Finding (and Deleting) Duplicate Files

by Jan 11, 2009

There are numerous ways of finding duplicate files. One approach uses Group-Object and groups your files by LastWriteTime and Length, assuming files with the same LastWriteTime and Length are indeed equal.

This line searches for duplicate PowerShell scripts in your user profile:

dir $home*.* -include '*.ps1' | Group-Object Length, LastWriteTime 

You can then filter out all groups with only one file in them so only the duplicate files are left.

dir $home*.* -include '*.ps1' | Group-Object Length, LastWriteTime | 
Where-Object {$_.Count -gt 1} | ForEach-Object { $_.Group }

To search for duplicate files recursively, add the -recurse parameter to Dir:

dir $home*.* -include '*.ps1'  -recurse | Group-Object Length, LastWriteTime | 
Where-Object {$_.Count -gt 1} | ForEach-Object { $_.Group }

Important: You get to see only files that have the same size and write time. They still could be different (which is very unlikely though). To make sure, you could hash the duplicate files based on their content.

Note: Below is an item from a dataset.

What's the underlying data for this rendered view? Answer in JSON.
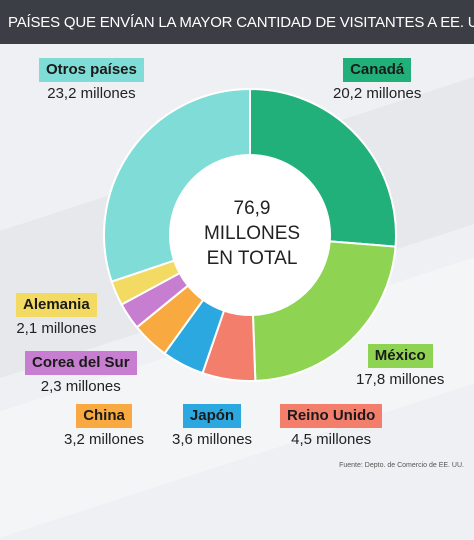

To archive duplicate files, you would pick all files in group except for the first one (which you want to keep) and then move the files to some backup folder:

dir $home*.* -include '*.ps1' | Group-Object Length, LastWriteTime | 
Where-Object {$_.Count -gt 1} | ForEach-Object { $_.Group[1..1000] }

[1..1000] selects the second element upwards in the resulting array since array elements always start with an index number of 0. Simply append the move or delete cmdlet to complete your operation:

dir $home*.* -include '*.ps1' | Group-Object Length, LastWriteTime | 
Where-Object {$_.Count -gt 1} | ForEach-Object { $_.Group[1..1000] } |
Move-Item -destination c:backup -whatIf